Examples that fall under this category include labour strikes, terror strikes and fires. Some disruptions have effects that transcend over various industries and can even be international such as earthquakes or the tsunami in Japan in recent memory. Disruptions also adversely affect material prices which can pose a significant problem to business operations. These can be countered by building inventories or having multiple redundant suppliers. The decision making process however as to which path of action is governed by the following factors; Cost of inventory
Cost of keeping inventory Accuracy of prediction of the disruption and available information Rate of obsolescence of material whilst in inventory Likelihood of disruption For instance, MM juice concentrates are a high cost in storage, requiring refrigeration to maximise on lifespan but the decision is made to keep a significant amount within stock because of the uncertainty of the supply delivery time and the reality that upon the sea, there may be unforeseen disruptions.

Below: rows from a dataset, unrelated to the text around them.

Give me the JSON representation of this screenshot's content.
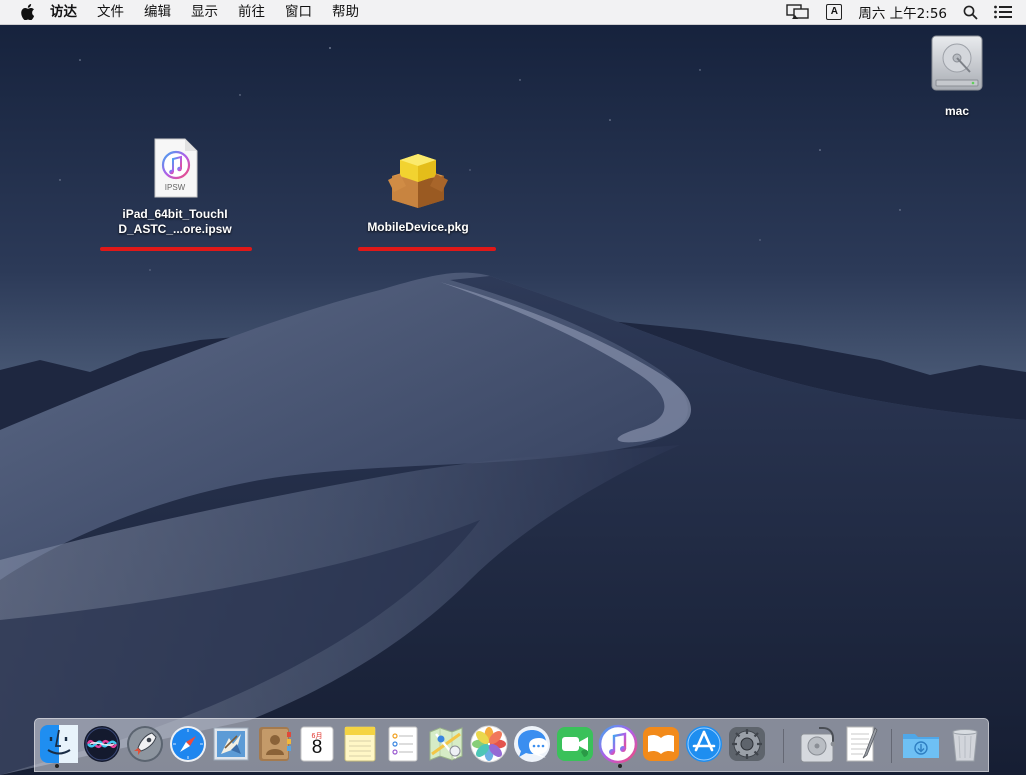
{
  "menubar": {
    "app_name": "访达",
    "menus": [
      "文件",
      "编辑",
      "显示",
      "前往",
      "窗口",
      "帮助"
    ],
    "input_method": "A",
    "clock": "周六 上午2:56"
  },
  "desktop": {
    "icons": [
      {
        "name": "ipsw-file-icon",
        "type_label": "IPSW",
        "label": "iPad_64bit_TouchI\nD_ASTC_...ore.ipsw",
        "underlined": true
      },
      {
        "name": "pkg-file-icon",
        "label": "MobileDevice.pkg",
        "underlined": true
      },
      {
        "name": "hard-drive-icon",
        "label": "mac",
        "underlined": false
      }
    ],
    "underline_color": "#e01818"
  },
  "dock": {
    "apps": [
      "Finder",
      "Siri",
      "Launchpad",
      "Safari",
      "Mail",
      "Contacts",
      "Calendar",
      "Notes",
      "Reminders",
      "Maps",
      "Photos",
      "Messages",
      "FaceTime",
      "iTunes",
      "Books",
      "App Store",
      "System Preferences",
      "Disk Utility",
      "TextEdit",
      "Downloads",
      "Trash"
    ],
    "calendar_month": "6月",
    "calendar_day": "8",
    "running": [
      "Finder",
      "iTunes"
    ]
  }
}
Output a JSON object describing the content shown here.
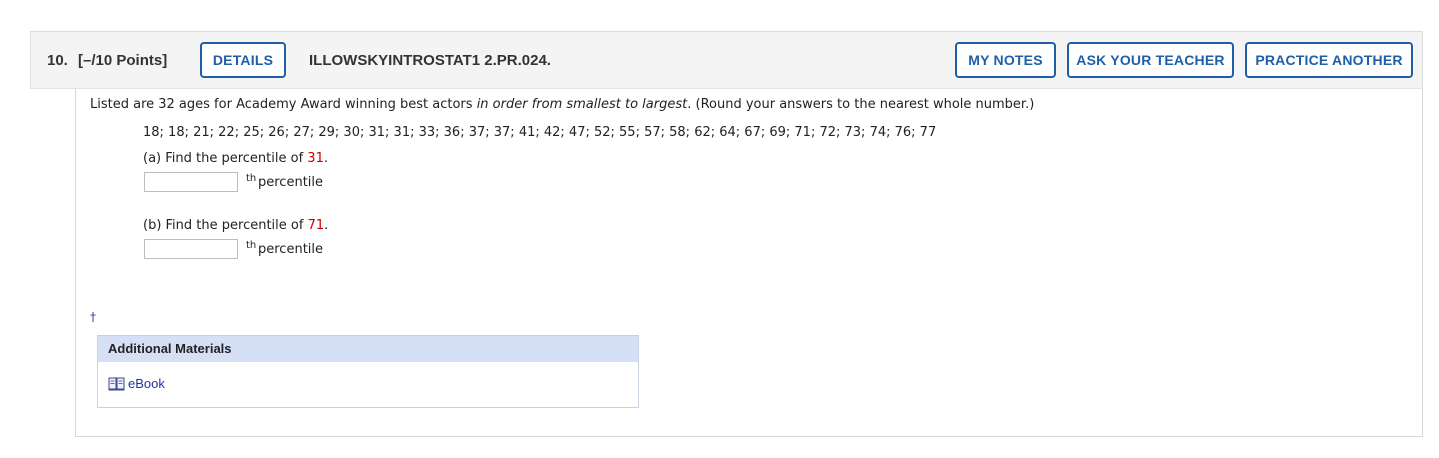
{
  "header": {
    "number": "10.",
    "points": "[–/10 Points]",
    "details_label": "DETAILS",
    "code": "ILLOWSKYINTROSTAT1 2.PR.024.",
    "my_notes_label": "MY NOTES",
    "ask_teacher_label": "ASK YOUR TEACHER",
    "practice_label": "PRACTICE ANOTHER"
  },
  "question": {
    "intro_a": "Listed are 32 ages for Academy Award winning best actors ",
    "intro_italic": "in order from smallest to largest",
    "intro_b": ". (Round your answers to the nearest whole number.)",
    "data_list": "18; 18; 21; 22; 25; 26; 27; 29; 30; 31; 31; 33; 36; 37; 37; 41; 42; 47; 52; 55; 57; 58; 62; 64; 67; 69; 71; 72; 73; 74; 76; 77",
    "part_a": {
      "prompt": "(a) Find the percentile of ",
      "value": "31",
      "period": ".",
      "suffix_sup": "th",
      "suffix": " percentile",
      "answer": ""
    },
    "part_b": {
      "prompt": "(b) Find the percentile of ",
      "value": "71",
      "period": ".",
      "suffix_sup": "th",
      "suffix": " percentile",
      "answer": ""
    }
  },
  "dagger": "†",
  "additional_materials": {
    "title": "Additional Materials",
    "ebook_label": "eBook"
  }
}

However, in the case of bottle preforms, not more than a week’s cover is normally kept because of the usual reliability of the suppliers and low likelihood of low supply. A recent incident however has necessitated to review this as an intra-factory incident at Megapak caused a mini-crisis within the organisation. Risk Handling Often, the strategies employed by companies protect against recurrent relatively low impact risks in the supply chain but tend to ignore high impact low likelihood risks.
Suppliers with quality problems represent a common recurrent problem (labels with SZL for instance). Top manufacturers will deal with the range of supply chain risks encountered by holding reserves in the form of excess inventory, excess capacity and redundant suppliers. 4 The key challenge facing management is to intelligently position and sizing of supply-chain reserves with a minimum impact on profits i. e. attain the greatest possible profit regardless of the level of supply chain risk and achieving this in an efficient manner.
To development a risk management strategy that will work, it is necessary to first create a shared organization-wide understanding of supply-chain risk and then determine how to adapt general risk-mitigation approaches to local organizational circumstances. 4 This is achieved by stress testing and tailoring. Stress Testing This is a team exercise that aids managers and their organizations to both understand and prioritize supply-chain risk. A what-if scenario analysis can be employed to assist the key players to focus on the supply chain 1-link at a time.
It is a brainstorming exercise that helps the company prepare for unforeseen events rather than the platform to debate the likelihood of such events. Such an exercise allows for risk-mitigation priorities to be made for the near, medium and long term. In addition to this, it leaves all involved parties with a clear idea of what risks might have an impact on sales, procurement costs, revenues, prices and possibly even reputation. 4 Tailoring Tailoring is the process of suiting the response to a risk to the organization and continuously monitoring to ensure that procedures and systems in place are suitable for the purposes of the business.